Earlier this year, Gazprom revived plans to build a plant to produce LNG on the shore of the Baltic Sea after it shelved the Shtokman project in the Barents Sea due to overrunning costs.

Gazprom plans to launch the first stage of its Baltic LNG plant, which will have annual production capacity of up to 10 million tonnes of the frozen gas, at the end of 2018.

The state-run gas producer plans to ship LNG from the plant to Europe, India and South America as the Kremlin (Hamburg: KMLK.HM - news) is keen to double Russia's LNG global market share by 2020 from around 4.5 percent now.

Rivalry on the global LNG market has heated up among Russian companies after parliament lifted Gazprom's monopoly on LNG exports. Gazprom's exclusive rights to ship pipeline gas abroad remain intact.

Vedomosti, citing sources close both to Gazprom and Total say that Total wants to swap its stake in Shtokman for participation in other Gazprom projects, including Baltic LNG.

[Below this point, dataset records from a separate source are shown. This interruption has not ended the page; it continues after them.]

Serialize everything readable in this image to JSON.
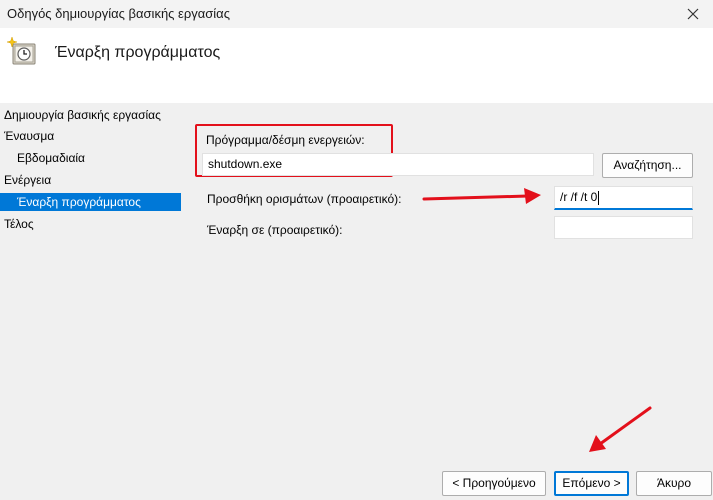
{
  "window": {
    "title": "Οδηγός δημιουργίας βασικής εργασίας",
    "close_icon": "close-icon"
  },
  "header": {
    "icon": "task-scheduler-clock-icon",
    "title": "Έναρξη προγράμματος"
  },
  "sidebar": {
    "items": [
      {
        "label": "Δημιουργία βασικής εργασίας",
        "selected": false
      },
      {
        "label": "Έναυσμα",
        "selected": false
      },
      {
        "label": "Εβδομαδιαία",
        "selected": false
      },
      {
        "label": "Ενέργεια",
        "selected": false
      },
      {
        "label": "Έναρξη προγράμματος",
        "selected": true
      },
      {
        "label": "Τέλος",
        "selected": false
      }
    ]
  },
  "form": {
    "program_label": "Πρόγραμμα/δέσμη ενεργειών:",
    "program_value": "shutdown.exe",
    "browse_label": "Αναζήτηση...",
    "arguments_label": "Προσθήκη ορισμάτων (προαιρετικό):",
    "arguments_value": "/r /f /t 0",
    "start_in_label": "Έναρξη σε (προαιρετικό):",
    "start_in_value": ""
  },
  "footer": {
    "back_label": "< Προηγούμενο",
    "next_label": "Επόμενο >",
    "cancel_label": "Άκυρο"
  },
  "annotations": {
    "highlight_color": "#e3101b",
    "accent_color": "#0078d7"
  }
}
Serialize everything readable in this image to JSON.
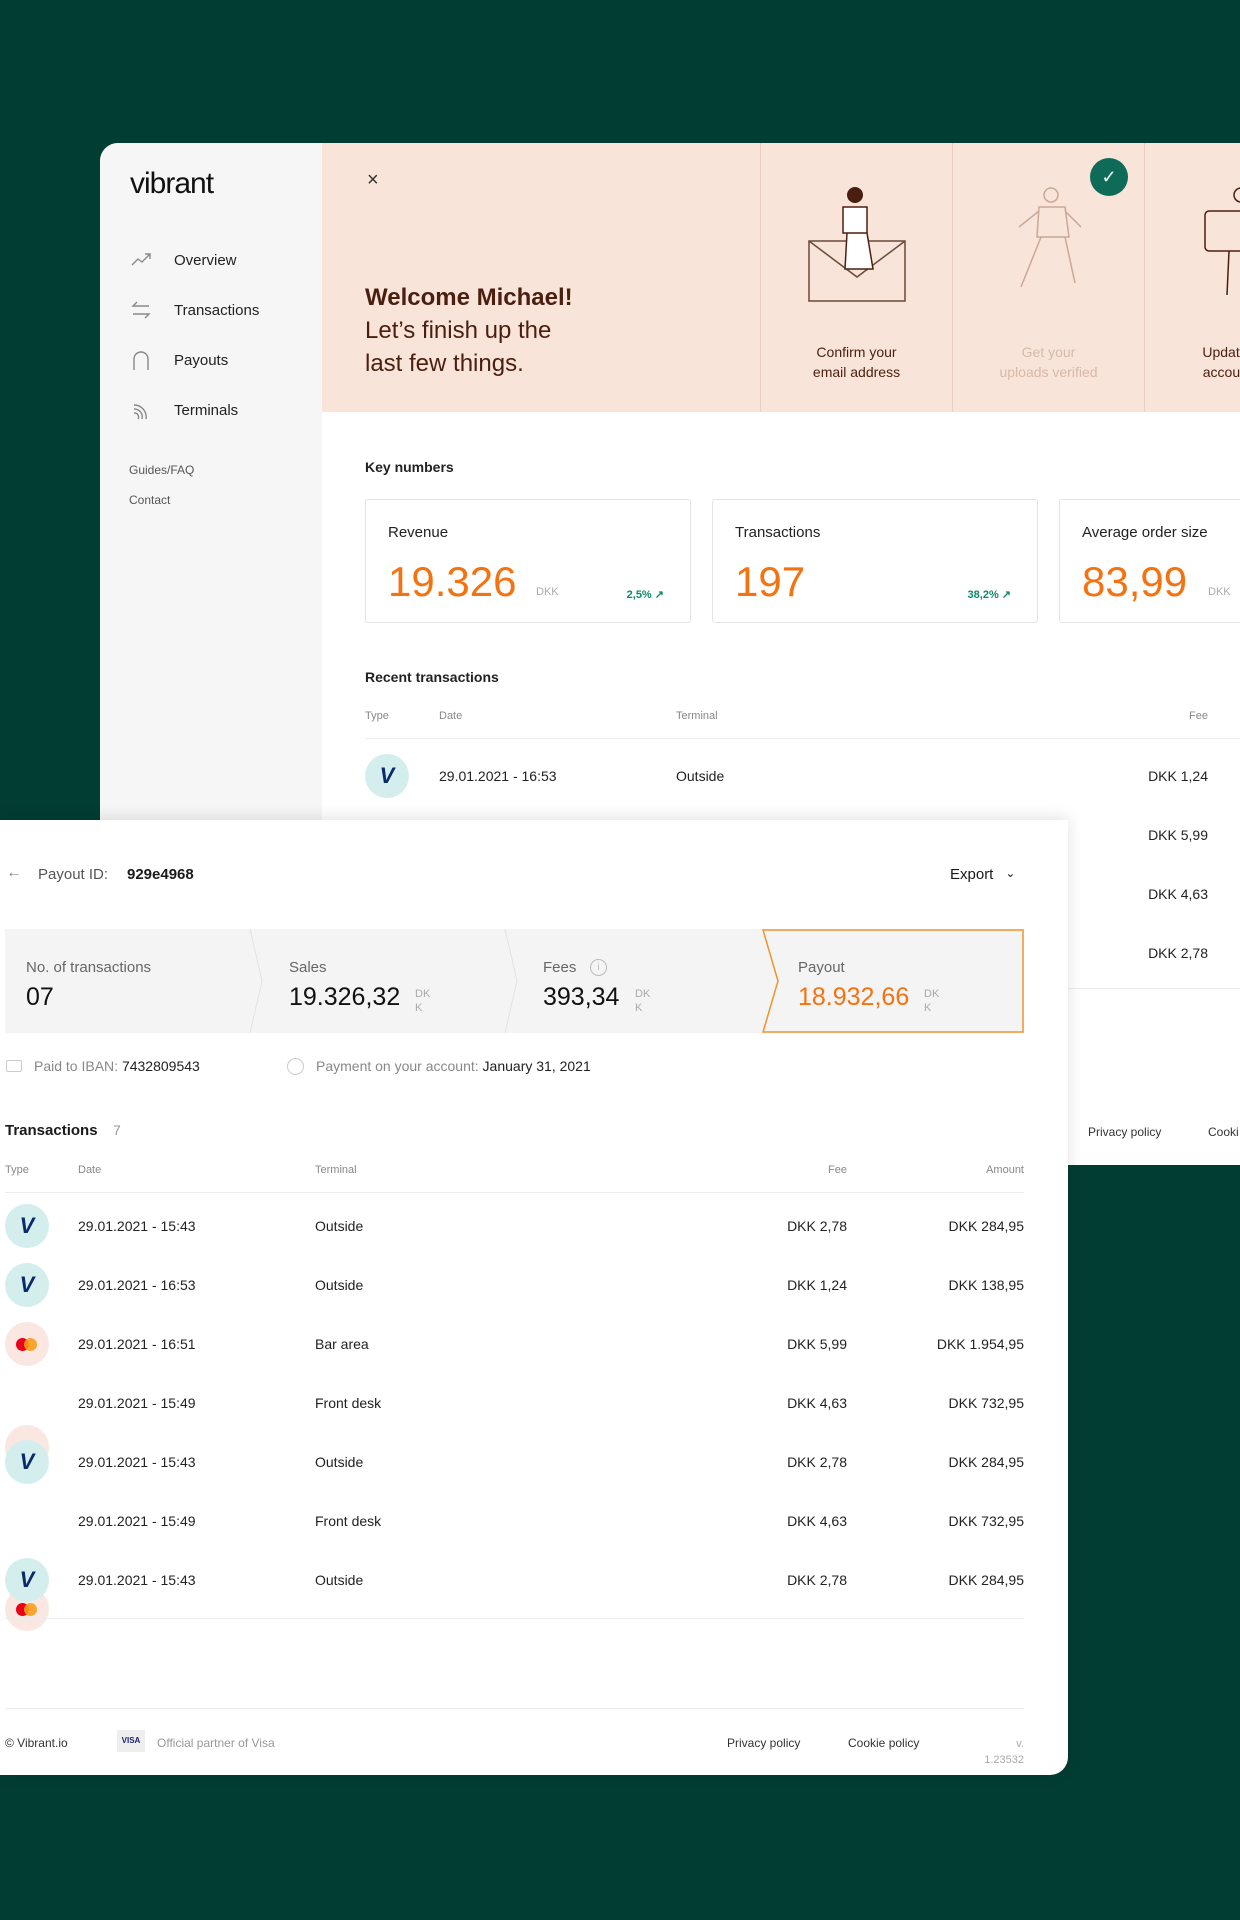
{
  "brand": {
    "logo": "vibrant"
  },
  "sidebar": {
    "items": [
      {
        "label": "Overview",
        "icon": "trend-up-icon"
      },
      {
        "label": "Transactions",
        "icon": "arrows-swap-icon"
      },
      {
        "label": "Payouts",
        "icon": "arch-icon"
      },
      {
        "label": "Terminals",
        "icon": "contactless-icon"
      }
    ],
    "links": [
      "Guides/FAQ",
      "Contact"
    ]
  },
  "banner": {
    "close": "×",
    "title": "Welcome Michael!",
    "subtitle_1": "Let’s finish up the",
    "subtitle_2": "last few things.",
    "steps": [
      {
        "line1": "Confirm your",
        "line2": "email address",
        "done": false
      },
      {
        "line1": "Get your",
        "line2": "uploads verified",
        "done": true
      },
      {
        "line1": "Update your",
        "line2": "account info",
        "done": false
      }
    ],
    "check": "✓"
  },
  "key_numbers": {
    "title": "Key numbers",
    "cards": [
      {
        "label": "Revenue",
        "value": "19.326",
        "unit": "DKK",
        "change": "2,5% ↗"
      },
      {
        "label": "Transactions",
        "value": "197",
        "change": "38,2% ↗"
      },
      {
        "label": "Average order size",
        "value": "83,99",
        "unit": "DKK"
      }
    ]
  },
  "recent": {
    "title": "Recent transactions",
    "headers": {
      "type": "Type",
      "date": "Date",
      "terminal": "Terminal",
      "fee": "Fee"
    },
    "rows": [
      {
        "type": "visa",
        "date": "29.01.2021 - 16:53",
        "terminal": "Outside",
        "fee": "DKK 1,24"
      },
      {
        "fee": "DKK 5,99"
      },
      {
        "fee": "DKK 4,63"
      },
      {
        "fee": "DKK 2,78"
      }
    ]
  },
  "back_footer": {
    "privacy": "Privacy policy",
    "cookie": "Cooki"
  },
  "payout": {
    "back": "←",
    "id_label": "Payout ID:",
    "id": "929e4968",
    "export": "Export",
    "chevron": "⌄",
    "stats": [
      {
        "label": "No. of transactions",
        "value": "07"
      },
      {
        "label": "Sales",
        "value": "19.326,32",
        "unit": "DKK"
      },
      {
        "label": "Fees",
        "value": "393,34",
        "unit": "DKK",
        "info": "i"
      },
      {
        "label": "Payout",
        "value": "18.932,66",
        "unit": "DKK"
      }
    ],
    "iban_label": "Paid to IBAN:",
    "iban": "7432809543",
    "payment_label": "Payment on your account:",
    "payment_date": "January 31, 2021",
    "tx_title": "Transactions",
    "tx_count": "7",
    "headers": {
      "type": "Type",
      "date": "Date",
      "terminal": "Terminal",
      "fee": "Fee",
      "amount": "Amount"
    },
    "rows": [
      {
        "type": "visa",
        "date": "29.01.2021 - 15:43",
        "terminal": "Outside",
        "fee": "DKK 2,78",
        "amount": "DKK 284,95"
      },
      {
        "type": "visa",
        "date": "29.01.2021 - 16:53",
        "terminal": "Outside",
        "fee": "DKK 1,24",
        "amount": "DKK 138,95"
      },
      {
        "type": "mastercard",
        "date": "29.01.2021 - 16:51",
        "terminal": "Bar area",
        "fee": "DKK 5,99",
        "amount": "DKK 1.954,95"
      },
      {
        "type": "mastercard",
        "date": "29.01.2021 - 15:49",
        "terminal": "Front desk",
        "fee": "DKK 4,63",
        "amount": "DKK 732,95"
      },
      {
        "type": "visa",
        "date": "29.01.2021 - 15:43",
        "terminal": "Outside",
        "fee": "DKK 2,78",
        "amount": "DKK 284,95"
      },
      {
        "type": "mastercard",
        "date": "29.01.2021 - 15:49",
        "terminal": "Front desk",
        "fee": "DKK 4,63",
        "amount": "DKK 732,95"
      },
      {
        "type": "visa",
        "date": "29.01.2021 - 15:43",
        "terminal": "Outside",
        "fee": "DKK 2,78",
        "amount": "DKK 284,95"
      }
    ]
  },
  "footer": {
    "copyright": "© Vibrant.io",
    "visa_badge": "VISA",
    "partner": "Official partner of Visa",
    "privacy": "Privacy policy",
    "cookie": "Cookie policy",
    "version_1": "v.",
    "version_2": "1.23532"
  },
  "colors": {
    "bg": "#023d33",
    "accent": "#f57210",
    "banner": "#f8e4d9",
    "positive": "#0e8a6a"
  }
}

Total is also a partner of Russia's No.2 gas producer Novatek (MCX: NVTK.ME - news) in Yamal LNG, which is slated to produce up to 16.5 million tonnes of seaborne gas in 2018.

Russia has only one operational LNG plant, operated by Gazprom, on the Pacific island of Sakhalin. Shell and Japan's Mitsui, Gazprom's partners on the project, are keen to expand it to 15 million tonnes from 10 million, but have failed to persuade the Russian giant.